Судья уже приступил к делу, и нужно быть начеку.
— Встаньте, истец… — так на юридическом языке именуется лицо, которое обращается в суд с исковым заявлением.
Юрий встает.
— Назовите полностью вашу фамилию, имя, отчество и изложите свои исковые требования.
— Так в заявлении все написано, — и он смотрит на своего адвоката.
— В заявлении одно, а здесь суд, и нужно все повторить…
Я вижу, какими глазами смотрит на сына Алевтина Ивановна. Она все еще надеется на чудо: вот сейчас он подойдет к ней и скажет — знаешь, мать, извини, затмение нашло на нас, и они, обнявшись, вместе выйдут из зала суда. Но Юрий не подходит и не извиняется перед матерью, а, посмотрев на свою жену, довольно бойко начинает говорить. И тогда я тоже понимаю, что чуда ждать нечего. Он говорит, а я чувствую, как во мне закипает злость: «Ну, погоди, я тебе выдам…»

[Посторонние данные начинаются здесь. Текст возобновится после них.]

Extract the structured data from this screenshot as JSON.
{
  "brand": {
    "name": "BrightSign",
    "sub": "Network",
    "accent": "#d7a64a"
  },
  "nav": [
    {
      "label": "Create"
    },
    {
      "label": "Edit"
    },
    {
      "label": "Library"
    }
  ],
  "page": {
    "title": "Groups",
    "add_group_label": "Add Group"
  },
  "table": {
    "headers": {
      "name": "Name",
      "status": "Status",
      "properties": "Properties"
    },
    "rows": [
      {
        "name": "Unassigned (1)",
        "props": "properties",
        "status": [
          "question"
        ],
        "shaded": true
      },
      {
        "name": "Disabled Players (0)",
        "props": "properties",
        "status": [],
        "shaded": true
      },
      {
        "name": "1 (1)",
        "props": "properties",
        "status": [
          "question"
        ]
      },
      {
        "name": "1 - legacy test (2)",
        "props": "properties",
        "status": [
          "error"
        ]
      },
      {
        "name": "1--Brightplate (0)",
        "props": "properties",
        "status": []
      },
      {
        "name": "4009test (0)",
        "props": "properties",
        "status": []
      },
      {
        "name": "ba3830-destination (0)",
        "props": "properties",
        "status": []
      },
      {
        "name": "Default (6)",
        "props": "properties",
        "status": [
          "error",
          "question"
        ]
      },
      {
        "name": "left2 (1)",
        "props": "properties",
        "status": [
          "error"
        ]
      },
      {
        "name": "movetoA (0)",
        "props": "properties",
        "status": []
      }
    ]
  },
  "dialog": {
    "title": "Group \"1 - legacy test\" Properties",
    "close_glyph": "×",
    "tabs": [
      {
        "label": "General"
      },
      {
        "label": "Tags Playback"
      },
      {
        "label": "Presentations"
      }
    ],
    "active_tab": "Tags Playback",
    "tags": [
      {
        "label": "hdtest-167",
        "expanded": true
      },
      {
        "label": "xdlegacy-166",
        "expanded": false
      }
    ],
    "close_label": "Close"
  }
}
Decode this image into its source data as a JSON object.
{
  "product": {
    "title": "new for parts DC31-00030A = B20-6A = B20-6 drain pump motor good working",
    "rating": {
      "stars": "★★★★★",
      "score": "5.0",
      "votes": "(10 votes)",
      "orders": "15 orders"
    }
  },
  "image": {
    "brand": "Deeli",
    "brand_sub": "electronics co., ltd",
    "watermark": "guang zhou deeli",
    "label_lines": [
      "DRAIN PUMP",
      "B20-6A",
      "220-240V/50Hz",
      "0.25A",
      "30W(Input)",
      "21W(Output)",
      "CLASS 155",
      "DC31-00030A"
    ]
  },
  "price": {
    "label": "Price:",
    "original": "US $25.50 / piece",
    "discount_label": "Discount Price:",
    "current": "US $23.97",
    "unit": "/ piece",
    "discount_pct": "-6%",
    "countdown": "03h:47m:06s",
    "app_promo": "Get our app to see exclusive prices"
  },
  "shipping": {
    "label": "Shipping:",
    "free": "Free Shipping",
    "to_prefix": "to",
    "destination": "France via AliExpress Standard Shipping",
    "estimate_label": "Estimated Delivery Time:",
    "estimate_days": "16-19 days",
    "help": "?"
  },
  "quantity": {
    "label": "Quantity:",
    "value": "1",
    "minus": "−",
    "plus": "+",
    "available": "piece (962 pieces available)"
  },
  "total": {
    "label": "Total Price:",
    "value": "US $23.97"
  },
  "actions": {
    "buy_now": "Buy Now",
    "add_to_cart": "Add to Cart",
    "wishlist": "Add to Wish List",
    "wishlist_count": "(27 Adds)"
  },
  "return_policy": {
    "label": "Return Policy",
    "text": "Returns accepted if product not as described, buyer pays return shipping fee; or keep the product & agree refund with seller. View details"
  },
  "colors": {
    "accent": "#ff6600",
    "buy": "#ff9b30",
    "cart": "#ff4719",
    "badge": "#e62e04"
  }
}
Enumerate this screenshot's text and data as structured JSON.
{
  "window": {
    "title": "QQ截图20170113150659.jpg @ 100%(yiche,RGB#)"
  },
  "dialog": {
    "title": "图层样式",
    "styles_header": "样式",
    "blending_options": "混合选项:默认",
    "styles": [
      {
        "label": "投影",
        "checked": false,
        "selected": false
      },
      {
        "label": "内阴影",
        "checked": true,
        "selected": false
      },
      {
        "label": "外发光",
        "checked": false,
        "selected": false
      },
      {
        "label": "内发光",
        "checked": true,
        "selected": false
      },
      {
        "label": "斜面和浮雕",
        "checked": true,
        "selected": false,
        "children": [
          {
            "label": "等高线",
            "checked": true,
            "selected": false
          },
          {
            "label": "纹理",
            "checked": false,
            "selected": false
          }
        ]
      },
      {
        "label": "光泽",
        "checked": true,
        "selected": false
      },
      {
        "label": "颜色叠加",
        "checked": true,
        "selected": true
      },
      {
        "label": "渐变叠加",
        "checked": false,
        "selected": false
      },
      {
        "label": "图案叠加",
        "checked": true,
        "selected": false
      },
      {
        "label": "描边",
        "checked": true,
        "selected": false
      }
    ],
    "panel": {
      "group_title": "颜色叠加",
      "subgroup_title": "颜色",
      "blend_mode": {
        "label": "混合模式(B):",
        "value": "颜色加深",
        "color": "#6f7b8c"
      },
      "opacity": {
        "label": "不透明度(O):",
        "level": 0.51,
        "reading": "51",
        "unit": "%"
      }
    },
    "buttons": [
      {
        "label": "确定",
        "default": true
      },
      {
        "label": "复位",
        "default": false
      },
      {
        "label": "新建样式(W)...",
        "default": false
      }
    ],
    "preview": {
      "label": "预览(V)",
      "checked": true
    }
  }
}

Это хорошо, когда приходит злость на противную сторону, ведь самое страшное в любом деле — равнодушие. По делу Алевтины Ивановны этого опасаться нечего. Я заряжен током высокого напряжения. Защищая Алевтину Ивановну, я защищаю и свою мать, и всех других обиженных матерей. А Юрий продолжает разглагольствовать. На мать даже не смотрит, зато она не сводит с него глаз. Никогда бы я не хотел, чтобы моя мать на меня так смотрела. И чем дольше он говорит, тем трезвее становится ее взгляд, и она понимает, что Юрка — это уже не ее Юрка, не тот, кого она нянчила, ласкала, дрожала над каждым его движением, отдавала ему последний кусок в трудное военное время, перед судом стоит совсем чужой ей человек, злой, жестокий и неглупый. По лицу Алевтины Ивановны вижу, что многое из того, что говорит ее сын, не соответствует действительности…
— Я понимаю, что поступаю не совсем хорошо, но и дальше так жить нельзя.
«Вот стервец, выбивает из рук мой козырь. Понимает, что к чему».
— Отдельно будем жить — отношения с матерью наладятся.
— Никогда не прощу, — не выдерживает и кричит с места Алевтина Ивановна.
— Ответчица! Будете так себя невоздержанно вести, выведем из зала, — делает замечание судья.
— А мне теперь все одно. Я лучше на кладбище пойду. Два метра положено, их-то уж никто не обменяет, чем поеду в ту дыру, куда они хотят меня загнать на старости лет по обмену.